Hoje é o Dia do Gaúcho e, mais uma vez, o Rio Grande se veste de lenço e bombacha pra participar dos festejos pelo Dia da Revolução Farroupilha, dos desfiles, acampamentos tradicionalistas, apresentações artísticas e outros eventos que exaltam a cultura gaúcha e que nos lembram que o 20 de setembro foi o precursor da liberdade.
E eu, gaúcho de quatro costados, confesso pra vocês que não é o 20 de setembro ou a lembrança de uma guerra entre poderosos que me comove ou me orgulha. Pra mim, o que pode orgulhar é o cultivo das tradições campeiras, a cultura que produziu grandes nomes em muitas áreas do conhecimento, a dança, a música, o chimarrão de todo dia e o churrasco que me encantam e me fazem sentir parte desta terra que eu amei desde guri.
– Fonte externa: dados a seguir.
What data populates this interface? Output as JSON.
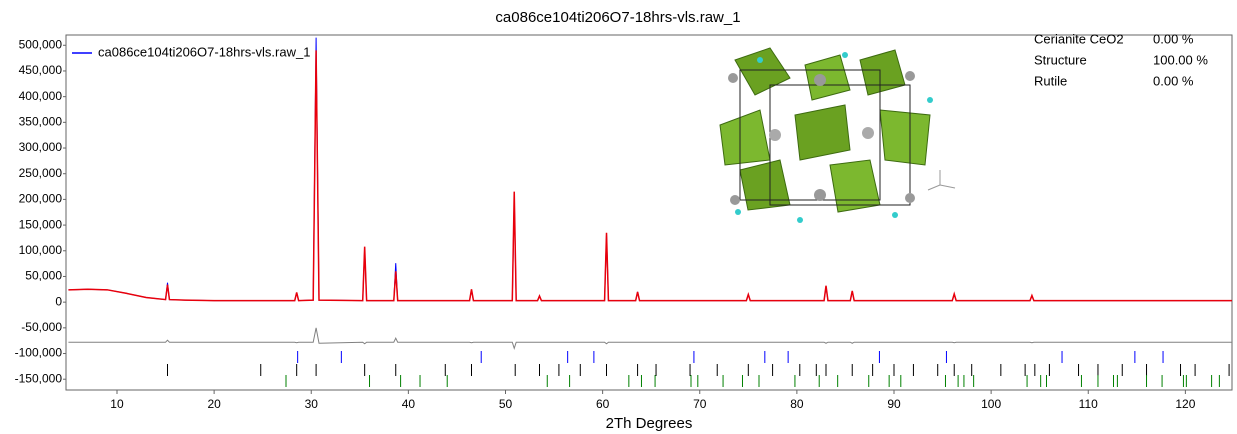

Não esse gauchismo que se orgulha de façanhas que nada têm de heroicas, não um lema que só existe na bandeira, não uma percepção distorcida de um confronto feito por interesses econômicos e não por grandes ideais republicanos, abolicionistas ou libertários. Não essa cega reverência a falsos heróis.
Longe disso.
Definitivamente, o 20 de setembro não foi o precursor da liberdade, e nós gaúchos ainda temos um longo caminho pela frente pra desconstruir uma história inventada que nos faz achar que somos melhores que os outros, esse patriotismo exagerado que acha que tudo que é de fora e diferente é pior.
Porque essa é uma prisão que não nos deixa avançar, e não nos deixa perceber que não somos nem melhores nem piores que ninguém, nem mais machos que outros só porque tomamos de um gole o mate quente.
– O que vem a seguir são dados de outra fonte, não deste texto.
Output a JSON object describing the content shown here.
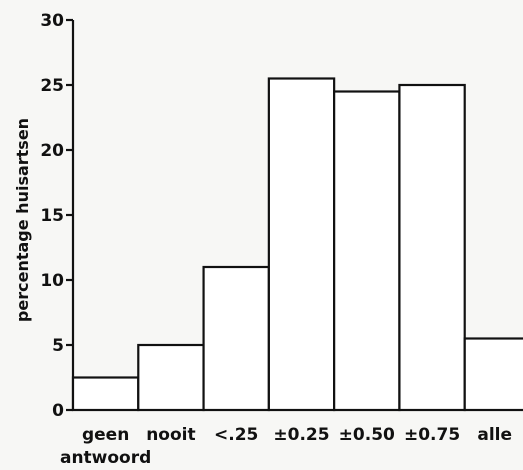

A verdade é que precisamos deixar de lado esse estereótipo maniqueísta que nos separa entre o azul e o vermelho e entender que precisamos cultivar uma identidade que nos faz diferentes, mas sem essa de achar que somos sempre melhores que tudo que está acima do Mampituba.
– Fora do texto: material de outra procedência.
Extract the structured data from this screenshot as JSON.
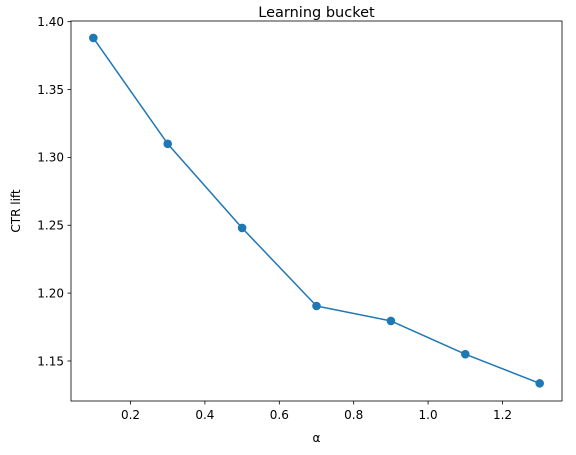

Porque não somos, é só olhar e ver.
Hoje, pouco temos a nos orgulhar na educação, na segurança, na saúde, no desenvolvimento e cantar o hino riograndense em cima do hino brasileiro nos campos de futebol não mostra patriotismo, mas falta de educação.
Precisamos entender que pra que seja mesmo a terra onde tudo que se planta cresce é preciso muito trabalho, mas ainda mais que isso, é preciso reconhecer que acertamos e erramos, ontem e hoje, e entender que a gente cresce na diferença, na divergência e na diversidade.
Pra que a gente possa construir um entendimento que nos aproxime e não nos afaste, porque só assim a gente pode construir um lugar onde a gente possa se orgulhar de coisas reais.
Orgulho da nossa terra e da nossa gente, orgulho do sotaque, de um jeito de falar e de palavras que só a gente entende, orgulho de ser daqui. Porque o orgulho de ser gaúcho vai além da história e das coisas práticas e se traduz em um sentimento.
E é esse sentimento de pertencimento que precisa ser celebrado e alimentado. Só assim, quem sabe um dia, as nossas façanhas possam mesmo servir de modelo a toda terra.